What sort of brief do you love to get?

The one that says go crazy, price is no object…ha ha.

Do you like working as a team or going solo?

I’ve been working by myself now for almost a year and I have to say you can go a little stir crazy. I like to vibe off other people, bounce ideas off them, check out what they’re doing and get inspired. It’s cool to look at a jacket pocket or some cut lines on some boardies.

Do you have to go to the maker to make a good bag? Can carry design work remotely?

It can work remotely if you have a great pattern maker but that’s pretty rare. It usually works best to go to the factory. But I have to tell you, a pattern maker can make you look like a rockstar or a hack.

I’ve heard folk say you care a lot about the details, and that you push to get better results. Is that fair? Is that the only way to get good design?

Ha…that’s funny. I’ve had factories tell me that I’m a pain in the ass. Maybe that’s what you’re referring to. I guess I just want to get the best product possible. If something looks like shit or doesn’t work the way it’s supposed to I will keep saying something until it’s fixed…or I run out of time. I spend a lot of time thinking about how the bag will be built and I spend a lot of time drawing it up. It’s funny, I won’t miss some details, things that people may never notice, but then other things blow right by me. And to answer your second question you have to push to get what you want, otherwise you’ll just have an average product.

What products are you most proud of?

This is a Fox hydration bag I did a few years back. I was pretty happy with how these turned out.

This is a Fox gear bag. The coolest things about this bag were the TPR’s that I got to make.

This Stormproof pack was part of the first full collection I designed…about 10 years ago. I’ve actually seen people in airports with this bag and others from this collection and that stokes me out because I’ve made some product that has stood the test of time.

 Quiksilver Stormproof3 - Chris Pitts INT

Do you have any burning goals or desires for your career? Are there things you really want to achieve?

I’m making it my goal to make more shit with my own hands. Back in school we had to make all our own projects and since then I’ve been dying a slow death in front of my computer. I’m going to build a bag which will be a challenge because I can’t sew for shit. Then I won’t have anyone to blame but myself when my bag looks like crap.

I’d have to say my burning desire is to design things that will stand the test of time. I’d like someone to be able to use a bag for 10-15 years. Too much crap goes into the landfill and I’d like to stop being a part of that problem. I will say though…when I saw my OG Quiksilver bags, bags I designed 10 years ago, being carried through airports it really stoked me out.

Do you have any favorite tips or habits for carrying better, either EDC or when traveling?

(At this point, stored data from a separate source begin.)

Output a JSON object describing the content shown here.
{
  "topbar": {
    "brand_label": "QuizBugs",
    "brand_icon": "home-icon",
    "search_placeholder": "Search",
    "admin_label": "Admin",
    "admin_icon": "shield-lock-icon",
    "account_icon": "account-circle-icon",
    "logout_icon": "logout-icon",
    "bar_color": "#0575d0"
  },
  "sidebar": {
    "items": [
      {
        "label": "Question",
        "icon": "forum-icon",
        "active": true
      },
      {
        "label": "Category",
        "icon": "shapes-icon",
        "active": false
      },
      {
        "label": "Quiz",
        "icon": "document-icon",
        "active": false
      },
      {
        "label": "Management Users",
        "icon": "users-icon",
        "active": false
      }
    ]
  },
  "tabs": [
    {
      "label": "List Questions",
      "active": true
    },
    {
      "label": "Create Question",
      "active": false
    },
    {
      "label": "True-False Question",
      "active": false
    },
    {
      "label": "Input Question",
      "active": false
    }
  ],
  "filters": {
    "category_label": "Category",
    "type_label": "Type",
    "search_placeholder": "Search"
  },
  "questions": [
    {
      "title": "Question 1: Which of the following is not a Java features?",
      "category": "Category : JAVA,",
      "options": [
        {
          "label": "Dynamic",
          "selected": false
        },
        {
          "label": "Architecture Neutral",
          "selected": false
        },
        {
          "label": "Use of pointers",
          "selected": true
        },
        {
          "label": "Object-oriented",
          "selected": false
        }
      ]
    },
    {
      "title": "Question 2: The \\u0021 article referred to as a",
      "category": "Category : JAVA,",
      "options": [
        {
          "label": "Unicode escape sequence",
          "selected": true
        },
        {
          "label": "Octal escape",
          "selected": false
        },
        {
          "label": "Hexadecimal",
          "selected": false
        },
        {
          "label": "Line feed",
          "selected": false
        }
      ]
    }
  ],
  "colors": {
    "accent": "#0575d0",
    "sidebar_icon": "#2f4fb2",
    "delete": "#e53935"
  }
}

Hmm, interesting question. I like bags with lots of exterior pockets and one large main compartment. That way I can easily get to stuff. However, I really like bags that look clean on the outside. Go figure. I might not be the best person to ask that question to. I change my bags all the time and lose shit in them all. I’ll find snack bars that are like 2 years old in a bag I’ve pulled out of my bin of bags. I suppose I should start putting all the stuff I carry into pouches and then move those from bag to bag…but that might be too organized for me.

What bags do you run with daily?

As I said before I change bags a lot. I did have one Black Diamond bag that I always used on bike rides but my dog just chewed it up. I almost took her out for that. It was one of my favorites and it was about 8 years old!

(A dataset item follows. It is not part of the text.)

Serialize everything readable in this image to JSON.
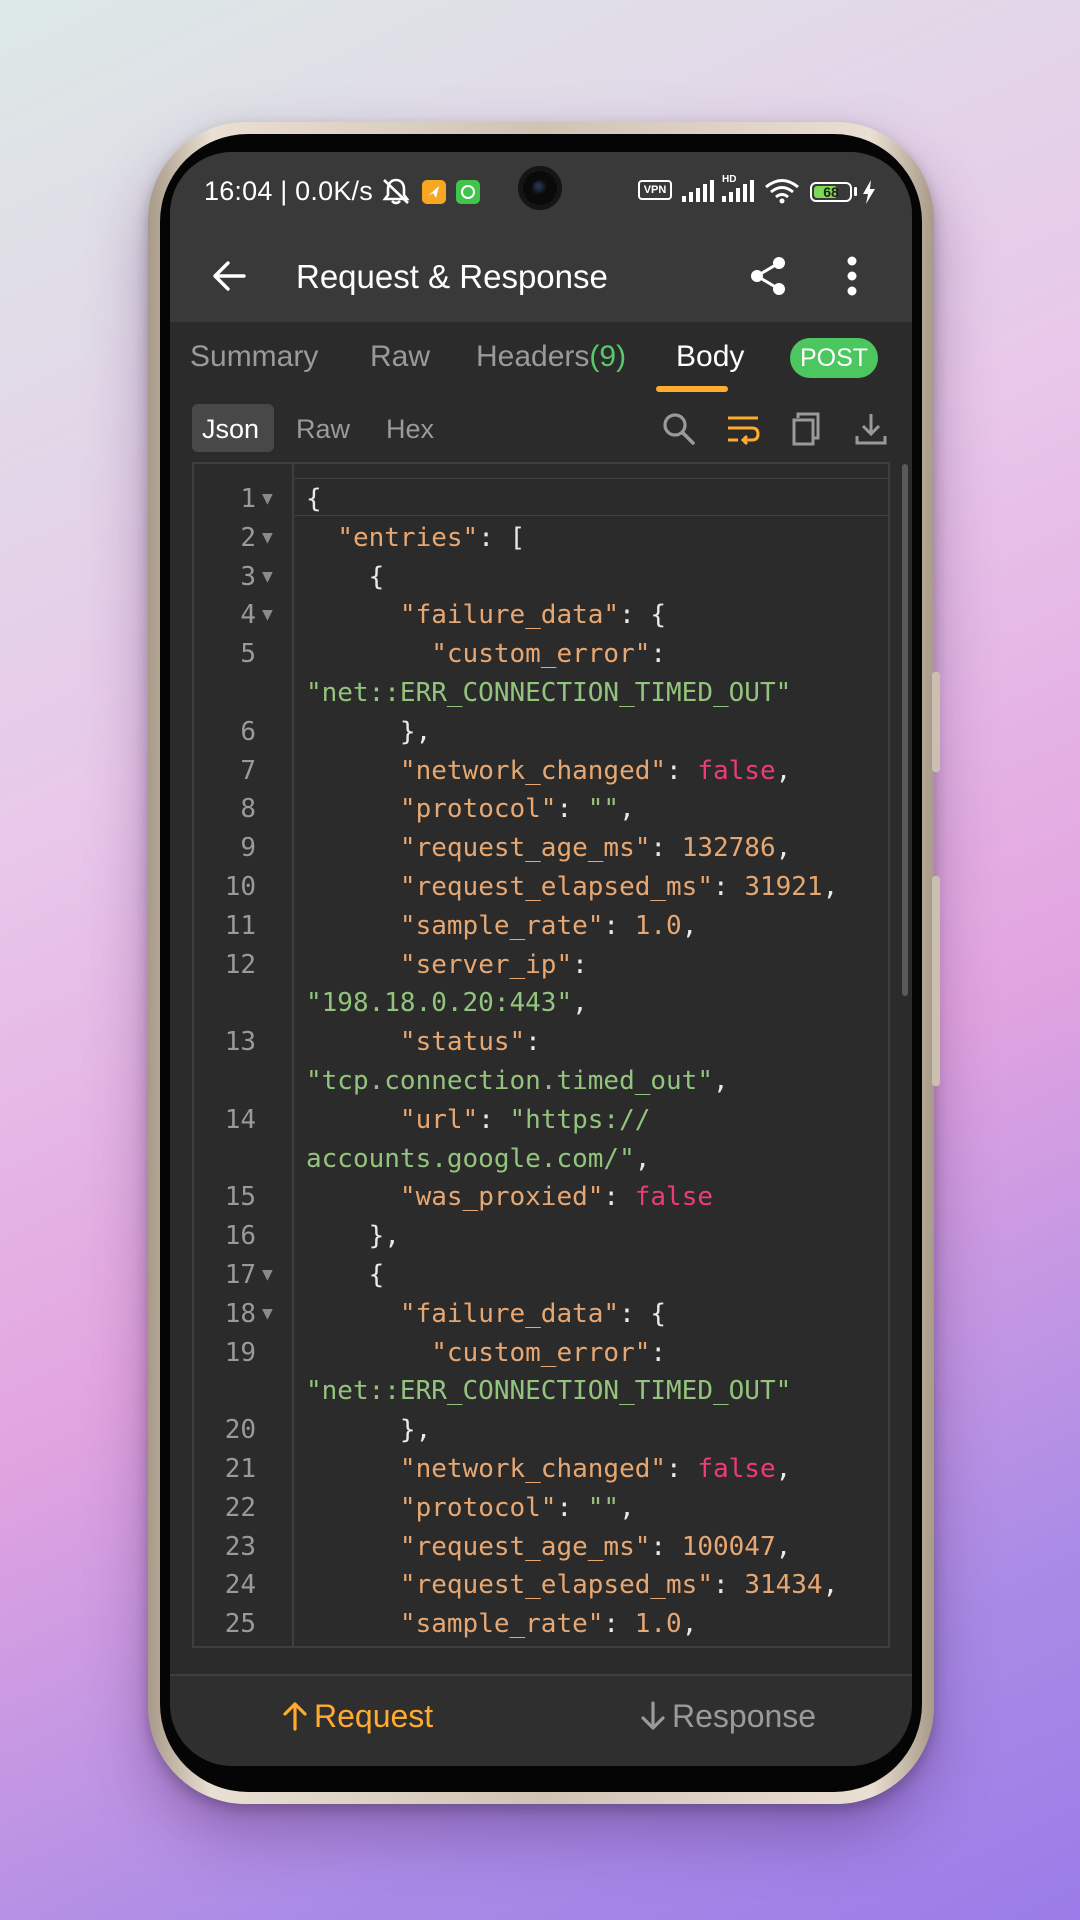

So you can see from one of the pics that I have a shitload of bags. And those duffles are full of bags so it’s a challenge to find things. I’m building an office in the back half of my garage so it’s a bit of a mess.

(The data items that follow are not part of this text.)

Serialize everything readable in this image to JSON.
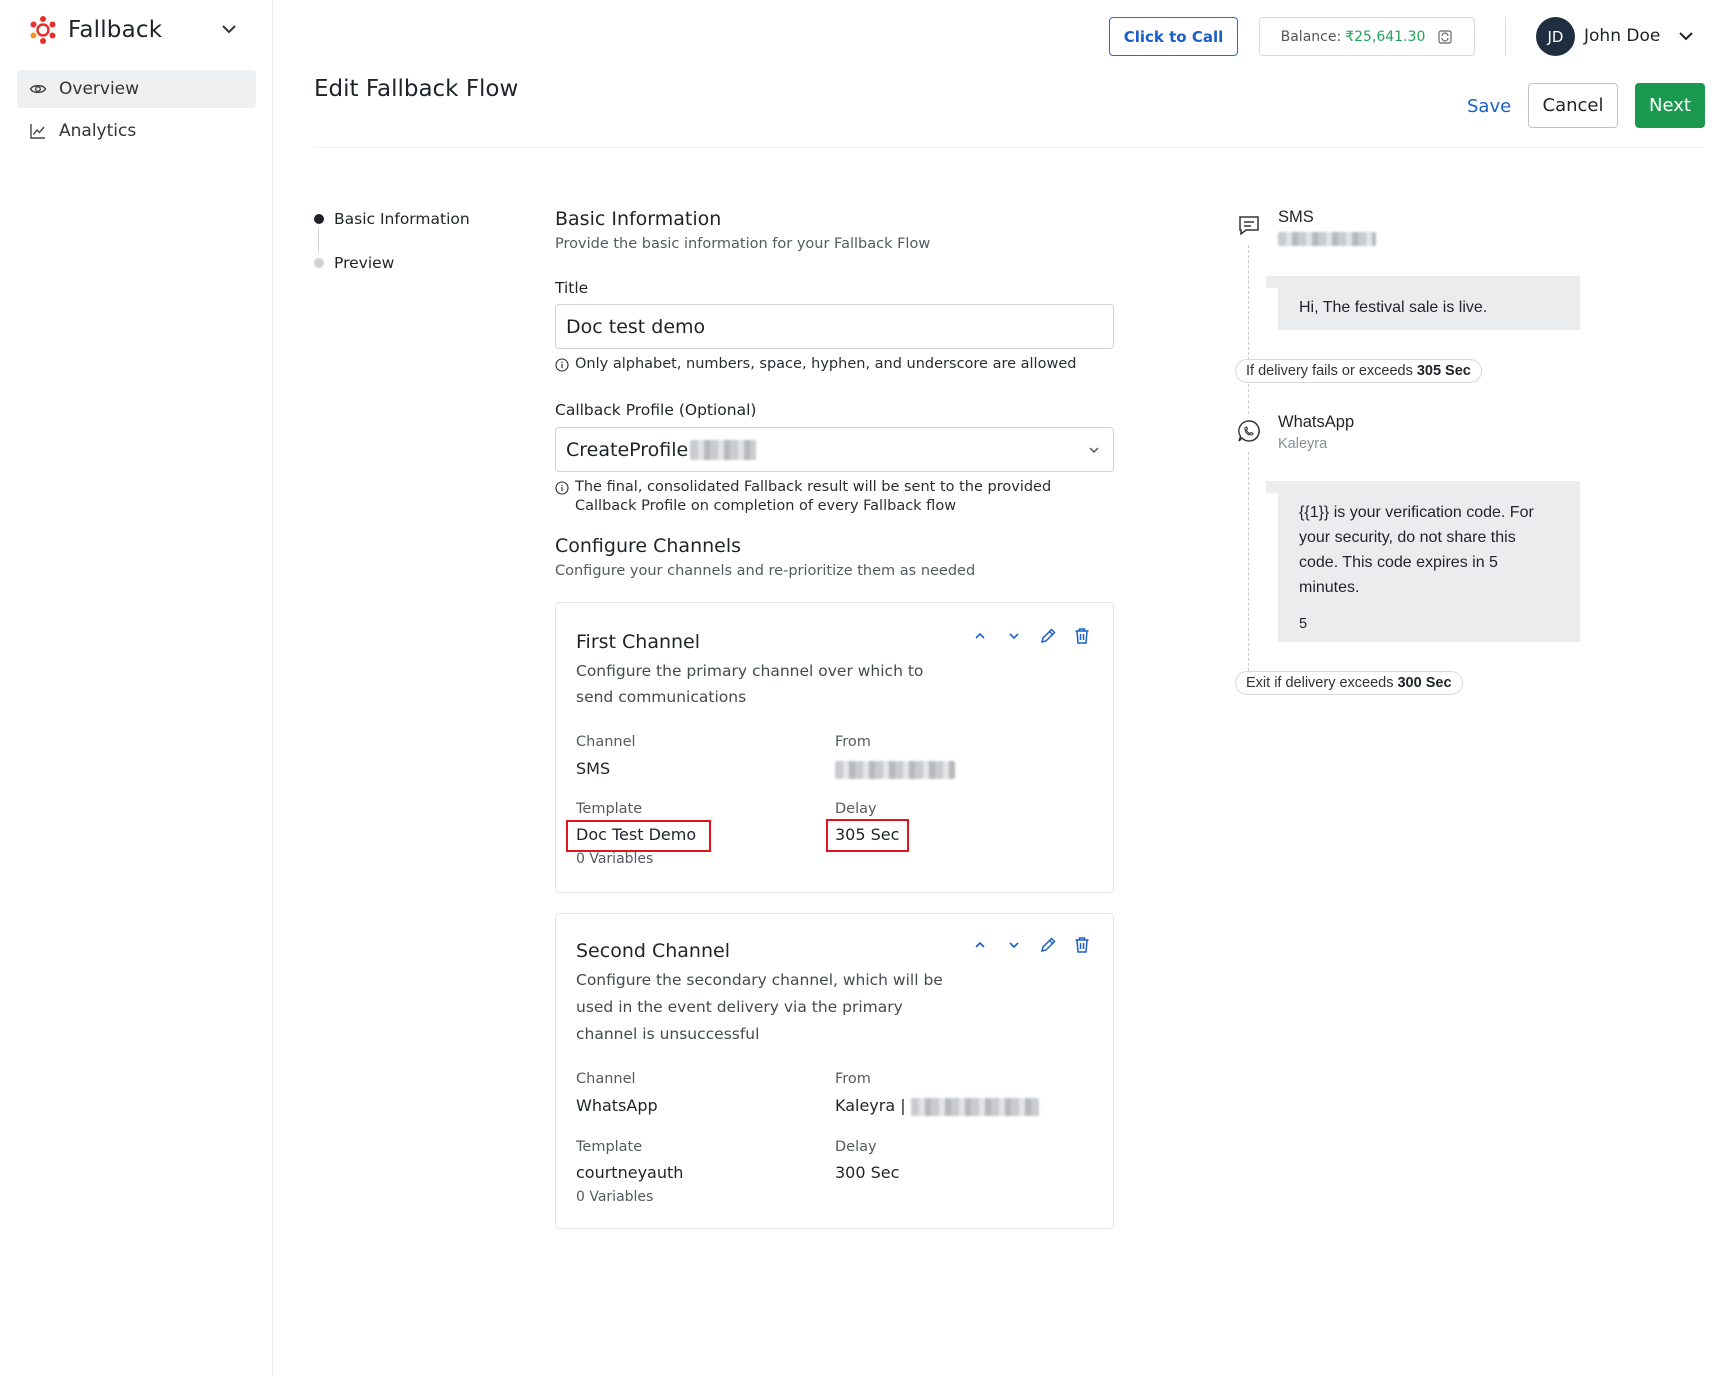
{
  "app": {
    "name": "Fallback",
    "nav": [
      {
        "label": "Overview",
        "icon": "eye-icon",
        "active": true
      },
      {
        "label": "Analytics",
        "icon": "chart-line-icon",
        "active": false
      }
    ]
  },
  "header": {
    "click_to_call": "Click to Call",
    "balance_label": "Balance:",
    "balance_amount": "₹25,641.30",
    "user_initials": "JD",
    "user_name": "John Doe"
  },
  "page": {
    "title": "Edit Fallback Flow",
    "save": "Save",
    "cancel": "Cancel",
    "next": "Next"
  },
  "steps": [
    {
      "label": "Basic Information",
      "active": true
    },
    {
      "label": "Preview",
      "active": false
    }
  ],
  "basic_info": {
    "heading": "Basic Information",
    "subheading": "Provide the basic information for your Fallback Flow",
    "title_label": "Title",
    "title_value": "Doc test demo",
    "title_hint": "Only alphabet, numbers, space, hyphen, and underscore are allowed",
    "callback_label": "Callback Profile (Optional)",
    "callback_value": "CreateProfile",
    "callback_hint_1": "The final, consolidated Fallback result will be sent to the provided",
    "callback_hint_2": "Callback Profile on completion of every Fallback flow"
  },
  "configure": {
    "heading": "Configure Channels",
    "subheading": "Configure your channels and re-prioritize them as needed"
  },
  "channels": [
    {
      "title": "First Channel",
      "desc_1": "Configure the primary channel over which to",
      "desc_2": "send communications",
      "channel_label": "Channel",
      "channel": "SMS",
      "from_label": "From",
      "from": "",
      "template_label": "Template",
      "template": "Doc Test Demo",
      "variables": "0 Variables",
      "delay_label": "Delay",
      "delay": "305 Sec"
    },
    {
      "title": "Second Channel",
      "desc_1": "Configure the secondary channel, which will be",
      "desc_2": "used in the event delivery via the primary",
      "desc_3": "channel is unsuccessful",
      "channel_label": "Channel",
      "channel": "WhatsApp",
      "from_label": "From",
      "from": "Kaleyra |",
      "template_label": "Template",
      "template": "courtneyauth",
      "variables": "0 Variables",
      "delay_label": "Delay",
      "delay": "300 Sec"
    }
  ],
  "preview": {
    "sms_title": "SMS",
    "sms_message": "Hi, The festival sale is live.",
    "fallback_pill_text": "If delivery fails or exceeds",
    "fallback_pill_value": "305 Sec",
    "wa_title": "WhatsApp",
    "wa_sub": "Kaleyra",
    "wa_message_1": "{{1}} is your verification code. For",
    "wa_message_2": "your security, do not share this",
    "wa_message_3": "code. This code expires in 5",
    "wa_message_4": "minutes.",
    "wa_footer": "5",
    "exit_pill_text": "Exit if delivery exceeds",
    "exit_pill_value": "300 Sec"
  },
  "colors": {
    "primary_blue": "#1a5fc8",
    "next_green": "#1b9a4f",
    "balance_green": "#22a35a",
    "highlight_red": "#e3141b",
    "avatar_bg": "#1f2e40"
  }
}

Here’s a messenger I designed about 4 years ago. This is a colorway that never got made. That front pocket fits an iPad perfectly which is lucky since they didn’t make them back then. I use it from time to time.

Messenger

There’s a Komunity Project backpack I did about 5 years ago. That’s the bag I travel with. It can hold an extra set of clothes (just in case luggage gets lost). All the exterior pockets come in pretty handy when it’s in the overhead. I love those heavy duty YKK zips. Those things are solid!